Podemos ainda considerar outras características intrigantes, como os triângulos de pele existentes entre os nossos dedos das mãos e dos pés, que fazem lembrar as membranas existentes nas patas dos patos. Há ainda a anatomia do nosso tracto respiratório, o número de células sanguíneas por centímetro cúbico, entre outras.

As lágrimas também nos ligam à água. Muitos animais marinhos também choram: iguanas marinhas, tartarugas, crocodilos, cobras de água, focas e otárias. Nenhum outro mamífero terrestre possui glândulas lacrimais. Estas glândulas, na nossa espécie, podem ser um vestígio de um mecanismo primitivo de eliminação de sais corporais.

Uma das diferenças mais óbvias quando comparamos um rosto humano com o de um chimpanzé é o nosso nariz. O nariz é uma característica que partilhamos com outro macaco (o tal probiscis monkey de há pouco), que é um macaco nadador.

Enfim, depois desta longa e exaustiva explanação, só me resta dizer que tudo isto me fascina. Faz todo o sentido. Será esta a explicação para a estranha e misteriosa empatia existente entre os humanos e os golfinhos? E as baleias? Já se imaginaram (ou melhor, já imaginaram os nossos antepassados) a nadar ao lado de baleias e golfinhos, e, quem sabe, a comunicar com eles/elas?



(informação extraída do livro Scientification of Love, de Michel Odent)

3 comentários:

Alex disse...

Não sei se foram os macacos mas tu sabes que eu acredito que viemos do mar.

Adorei esta reflexão.
Beijo grande, grande.



Estou perto de te dar um abraço.
Mandei uma proposta por mail para um programa ao fim do dia ...

Anónimo disse...

Olá Papu!

Desculpa o comentário mas há no que escreves muita especulação. Parece-me que a cada argumento que dás a favor da origem marinha se pode contra pôr um ou dois no sentido contrário...
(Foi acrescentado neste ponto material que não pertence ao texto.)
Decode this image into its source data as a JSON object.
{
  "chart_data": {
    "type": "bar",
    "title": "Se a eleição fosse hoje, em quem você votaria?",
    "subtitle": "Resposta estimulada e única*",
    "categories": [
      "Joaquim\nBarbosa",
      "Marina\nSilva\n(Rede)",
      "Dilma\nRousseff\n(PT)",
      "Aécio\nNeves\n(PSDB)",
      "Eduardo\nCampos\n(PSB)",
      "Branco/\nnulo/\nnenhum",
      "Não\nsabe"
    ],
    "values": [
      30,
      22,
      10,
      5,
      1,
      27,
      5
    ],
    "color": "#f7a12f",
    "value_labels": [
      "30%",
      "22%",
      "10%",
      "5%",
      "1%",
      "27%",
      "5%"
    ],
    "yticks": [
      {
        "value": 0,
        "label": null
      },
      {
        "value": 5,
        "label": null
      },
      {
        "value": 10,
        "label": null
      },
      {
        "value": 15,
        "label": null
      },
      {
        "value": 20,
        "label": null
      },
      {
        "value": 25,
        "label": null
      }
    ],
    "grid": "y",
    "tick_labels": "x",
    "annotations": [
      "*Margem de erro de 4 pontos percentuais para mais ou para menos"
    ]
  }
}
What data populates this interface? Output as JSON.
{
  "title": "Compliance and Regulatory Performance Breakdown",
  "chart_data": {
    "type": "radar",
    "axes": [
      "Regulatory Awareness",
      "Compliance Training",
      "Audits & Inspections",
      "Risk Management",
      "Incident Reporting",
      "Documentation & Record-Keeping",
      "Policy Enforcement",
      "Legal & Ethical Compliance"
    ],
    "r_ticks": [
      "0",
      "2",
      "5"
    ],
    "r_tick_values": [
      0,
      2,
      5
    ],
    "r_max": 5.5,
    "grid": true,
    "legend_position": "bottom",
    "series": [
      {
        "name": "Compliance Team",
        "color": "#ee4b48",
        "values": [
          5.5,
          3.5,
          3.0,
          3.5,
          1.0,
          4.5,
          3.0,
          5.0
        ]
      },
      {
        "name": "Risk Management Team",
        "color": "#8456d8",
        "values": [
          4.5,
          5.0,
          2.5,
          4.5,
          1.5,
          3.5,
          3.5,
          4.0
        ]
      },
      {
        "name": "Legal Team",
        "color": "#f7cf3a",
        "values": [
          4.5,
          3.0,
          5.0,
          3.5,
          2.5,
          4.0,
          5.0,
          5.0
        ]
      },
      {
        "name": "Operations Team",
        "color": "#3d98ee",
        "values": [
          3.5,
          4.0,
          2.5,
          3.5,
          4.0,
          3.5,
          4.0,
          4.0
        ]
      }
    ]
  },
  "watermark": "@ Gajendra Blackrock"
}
Mas não deixa de ser uma ideia bonita.

Beijinhos,
PedroR

papu disse...

Pedro, não acho que sejam especulações, são hipóteses fundamentadas por dados científicos. Não transcrevi todas, mas no livro as notas referentes às investigações relativas a esta teoria são imensas. Aliás, esta teoria já é velha, já tinha lido sobre ela aqui há uns vinte anos no Macaco Nu. É claro que são apenas hipóteses, e, como tal, possivelmente contestadas por outras evidências científicas. Mas que fazem sentido, fazem. Não é estranho que o nosso cérebro seja mais parecido estruturalmente com o de outros mamíferos marinhos do que com o dos nossos parentes mais próximos, os chimpanzés?